The data required for us comes in 3 parts.

  1. The demand side where the patients live which is derived from the percentage distribution of elderly in the respective subzones. This data will be created at random to simulate the daily nodes for each patient.
  2. The supply side where the foundation/organisation dispatches nurses to their scheduled patients
  3. The details of services with details such as the mean and standard deviation to provide a more realistic constraint for the algorithm to take into account when routing the nurses to their patients.

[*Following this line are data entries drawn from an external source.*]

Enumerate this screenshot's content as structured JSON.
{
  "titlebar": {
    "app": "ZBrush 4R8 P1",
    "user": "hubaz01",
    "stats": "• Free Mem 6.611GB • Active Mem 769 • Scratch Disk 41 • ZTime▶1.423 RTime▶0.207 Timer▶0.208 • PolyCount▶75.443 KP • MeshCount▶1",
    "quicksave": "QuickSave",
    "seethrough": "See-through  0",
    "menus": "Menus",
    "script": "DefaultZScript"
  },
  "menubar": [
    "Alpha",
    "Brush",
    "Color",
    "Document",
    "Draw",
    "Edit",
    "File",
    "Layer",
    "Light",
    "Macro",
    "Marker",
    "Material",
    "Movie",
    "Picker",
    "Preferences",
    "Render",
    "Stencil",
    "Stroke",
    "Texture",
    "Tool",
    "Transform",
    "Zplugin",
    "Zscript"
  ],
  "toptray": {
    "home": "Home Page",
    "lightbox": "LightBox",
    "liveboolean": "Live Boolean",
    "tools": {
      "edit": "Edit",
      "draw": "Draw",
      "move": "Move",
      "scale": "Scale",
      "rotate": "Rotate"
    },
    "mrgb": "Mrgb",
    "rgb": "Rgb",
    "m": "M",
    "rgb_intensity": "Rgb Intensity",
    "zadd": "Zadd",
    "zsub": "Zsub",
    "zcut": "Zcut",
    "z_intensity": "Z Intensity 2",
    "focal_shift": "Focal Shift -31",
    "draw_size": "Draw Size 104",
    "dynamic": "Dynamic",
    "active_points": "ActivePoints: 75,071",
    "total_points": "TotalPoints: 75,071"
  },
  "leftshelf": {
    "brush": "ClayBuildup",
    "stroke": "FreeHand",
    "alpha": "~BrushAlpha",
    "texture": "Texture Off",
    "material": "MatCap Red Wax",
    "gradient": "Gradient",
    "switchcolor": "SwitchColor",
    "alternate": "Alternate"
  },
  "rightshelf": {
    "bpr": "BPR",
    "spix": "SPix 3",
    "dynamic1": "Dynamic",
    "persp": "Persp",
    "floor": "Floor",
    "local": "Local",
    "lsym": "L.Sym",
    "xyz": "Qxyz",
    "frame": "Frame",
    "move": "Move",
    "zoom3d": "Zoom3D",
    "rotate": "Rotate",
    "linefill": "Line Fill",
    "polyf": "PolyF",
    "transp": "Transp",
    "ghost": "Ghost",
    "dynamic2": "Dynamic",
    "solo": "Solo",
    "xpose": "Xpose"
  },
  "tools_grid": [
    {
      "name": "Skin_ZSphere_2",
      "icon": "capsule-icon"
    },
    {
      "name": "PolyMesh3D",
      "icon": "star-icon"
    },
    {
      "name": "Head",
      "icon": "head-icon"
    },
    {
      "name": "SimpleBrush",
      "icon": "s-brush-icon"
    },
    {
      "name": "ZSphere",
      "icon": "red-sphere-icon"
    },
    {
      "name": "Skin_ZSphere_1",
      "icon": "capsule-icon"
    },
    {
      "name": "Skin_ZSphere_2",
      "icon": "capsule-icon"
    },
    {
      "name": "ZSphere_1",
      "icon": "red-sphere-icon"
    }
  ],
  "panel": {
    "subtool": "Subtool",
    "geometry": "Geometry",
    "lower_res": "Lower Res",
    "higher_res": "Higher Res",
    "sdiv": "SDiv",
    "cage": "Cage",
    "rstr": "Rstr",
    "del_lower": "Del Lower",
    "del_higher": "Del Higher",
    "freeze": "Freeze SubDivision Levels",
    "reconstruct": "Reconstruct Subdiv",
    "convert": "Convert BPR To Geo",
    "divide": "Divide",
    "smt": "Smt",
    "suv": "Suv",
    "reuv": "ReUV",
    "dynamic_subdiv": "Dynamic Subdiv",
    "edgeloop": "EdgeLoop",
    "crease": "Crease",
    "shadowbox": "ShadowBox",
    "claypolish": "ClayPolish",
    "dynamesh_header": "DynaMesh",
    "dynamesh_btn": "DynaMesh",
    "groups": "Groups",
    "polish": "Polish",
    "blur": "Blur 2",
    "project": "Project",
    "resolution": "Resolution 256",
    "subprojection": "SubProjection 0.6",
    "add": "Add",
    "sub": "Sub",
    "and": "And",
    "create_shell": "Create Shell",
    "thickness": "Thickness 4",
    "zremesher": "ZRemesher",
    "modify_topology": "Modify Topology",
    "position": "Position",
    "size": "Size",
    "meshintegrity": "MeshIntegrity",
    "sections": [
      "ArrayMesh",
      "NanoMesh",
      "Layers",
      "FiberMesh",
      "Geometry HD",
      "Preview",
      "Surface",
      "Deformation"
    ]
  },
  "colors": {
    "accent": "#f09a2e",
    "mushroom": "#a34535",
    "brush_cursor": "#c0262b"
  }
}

The dataset for the demand side will need to be generated by ourselves which includes:

  • Address: Address of patient
  • Latitude: Latitude of patient’s address
  • Longitude: Longitude of patient’s address
  • Type:
  • Appointment_Times: Prefered appointment time

The dataset for the supply side will need to be generated by ourselves which includes:

  • Id: Identification for nurse
  • Address: Address of origin
  • Latitude: Latitude of address
  • Longitude: Longitude of address
  • Type:

The dataset for the details of services includes:

  • Discipline:
  • Type (i.e. revisits, etc):
  • Request count:
  • Average: average time required for the treatment type
  • SD: standard deviation of time required for the treatment type


DATA COLLECTION

We need to conduct research to better understand the demand side and supply side to generate sufficient amount of data to work with.


DATA CLEANING AND TRANSFORMATION

The data will need to be transformed into the required formats in order for us to perform the necessary processing later.


EXPLORATION OF DATA

At this phase, the data will be explored in order for us to choose a suitable model to be built.